In der Sparte »Projekte aus Universitäten und Hochschulen« setzte sich das Institut für Bauwirtschaft der Uni Kassel mit einer Studie zum Einsatz von BIM (Building Information Modeling) und Simulation zur Planung von Baustelleneinrichtungen durch, die von Dr. Habeb Astour im Rahmen seiner Promotionsarbeit erstellt wurde.

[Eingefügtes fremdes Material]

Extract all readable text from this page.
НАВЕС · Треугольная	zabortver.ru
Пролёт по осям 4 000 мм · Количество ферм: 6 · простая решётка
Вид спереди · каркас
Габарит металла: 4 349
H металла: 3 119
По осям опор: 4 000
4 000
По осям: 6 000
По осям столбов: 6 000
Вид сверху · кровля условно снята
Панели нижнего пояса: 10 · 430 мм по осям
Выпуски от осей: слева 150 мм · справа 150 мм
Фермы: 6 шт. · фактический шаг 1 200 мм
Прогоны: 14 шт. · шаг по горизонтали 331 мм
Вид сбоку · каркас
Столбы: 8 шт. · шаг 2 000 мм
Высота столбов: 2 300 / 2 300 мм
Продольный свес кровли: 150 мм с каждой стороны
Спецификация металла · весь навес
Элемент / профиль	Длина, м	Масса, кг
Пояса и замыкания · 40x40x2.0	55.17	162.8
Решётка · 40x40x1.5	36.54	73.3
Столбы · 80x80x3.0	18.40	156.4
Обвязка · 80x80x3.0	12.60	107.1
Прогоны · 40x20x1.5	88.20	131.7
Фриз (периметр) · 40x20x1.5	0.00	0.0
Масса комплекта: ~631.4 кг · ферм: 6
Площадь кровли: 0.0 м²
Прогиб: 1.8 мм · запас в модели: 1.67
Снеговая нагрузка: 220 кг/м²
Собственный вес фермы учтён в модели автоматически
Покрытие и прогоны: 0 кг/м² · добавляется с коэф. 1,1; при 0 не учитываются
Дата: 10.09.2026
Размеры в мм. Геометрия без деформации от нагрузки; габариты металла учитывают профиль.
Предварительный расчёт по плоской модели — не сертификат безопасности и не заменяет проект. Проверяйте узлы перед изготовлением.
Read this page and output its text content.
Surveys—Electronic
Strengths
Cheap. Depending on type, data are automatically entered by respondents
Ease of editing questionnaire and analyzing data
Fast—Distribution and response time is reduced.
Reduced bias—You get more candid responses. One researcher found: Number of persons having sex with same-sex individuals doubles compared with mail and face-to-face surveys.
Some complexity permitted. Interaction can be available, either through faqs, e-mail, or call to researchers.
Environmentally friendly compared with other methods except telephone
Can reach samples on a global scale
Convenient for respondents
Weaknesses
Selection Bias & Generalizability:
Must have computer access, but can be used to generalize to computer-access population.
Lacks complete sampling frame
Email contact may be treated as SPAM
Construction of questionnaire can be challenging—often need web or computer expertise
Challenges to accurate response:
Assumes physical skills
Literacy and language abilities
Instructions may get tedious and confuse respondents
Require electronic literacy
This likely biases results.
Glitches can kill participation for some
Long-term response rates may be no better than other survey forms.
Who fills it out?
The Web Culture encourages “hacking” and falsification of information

Diese BIMBeP genannte Studie soll innerhalb der Arbeitsvorbereitung durch die zuständigen Mitarbeiter eines Bauunternehmens zur Entscheidungsvorbereitung und zur Optimierung des Maschineneinsatzes auf der Baustelle sowie zur Verminderung der Kosten eingesetzt werden.

Gastredner Clement lobt Kanzlerin Merkel

Zuvor hatte Wolfgang Clement, von 1998 bis 2002 Ministerpräsident von Nordrhein-Westfalen und von 2002 bis 2005 Bundesminister für Wirtschaft und Arbeit, als Gastredner die Flüchtlingspolitik von Kanzlerin Merkel gelobt. »Ich war stolz, dass sie nicht zugeschaut hat, denn Menschen haben ein Recht auf Schutz«, so Clement, für den die Frage, wie die Flüchtlingskrise gelöst werden kann, »eine existenzielle Frage für die Zukunft Europas ist«. Seiner Ansicht nach würde die Wirtschaft »erheblich geschädigt« durch Grenzschließungen. »Was Frau Merkel versucht, ist absolut richtig und die einzige vernünftige Lösung.« Große Kritik dagegen übte der frühere SPD-Politiker an der Energiewende nach dem Reaktorunglück in Fukushima, denn: »Die Energiewende ist absolut unsinnig und vernichtet Vermögen.«

Wolfgang Clement sprach sich aufgrund der demografischen Entwicklung zudem für ein Zuwanderungsgesetz nach kanadischem Vorbild aus und dafür, dass es im deutschen Bildungswesen eine grundlegende Korrektur geben müsse. »Dort haben wir ein massives Gerechtigkeitsproblem, und diese Chancengerechtigkeit muss wieder hergestellt werden.« Deshalb plädiere er dafür, so Clement, »den Solidaritätszuschlag in eine Bildungsabgabe umzuwandeln«.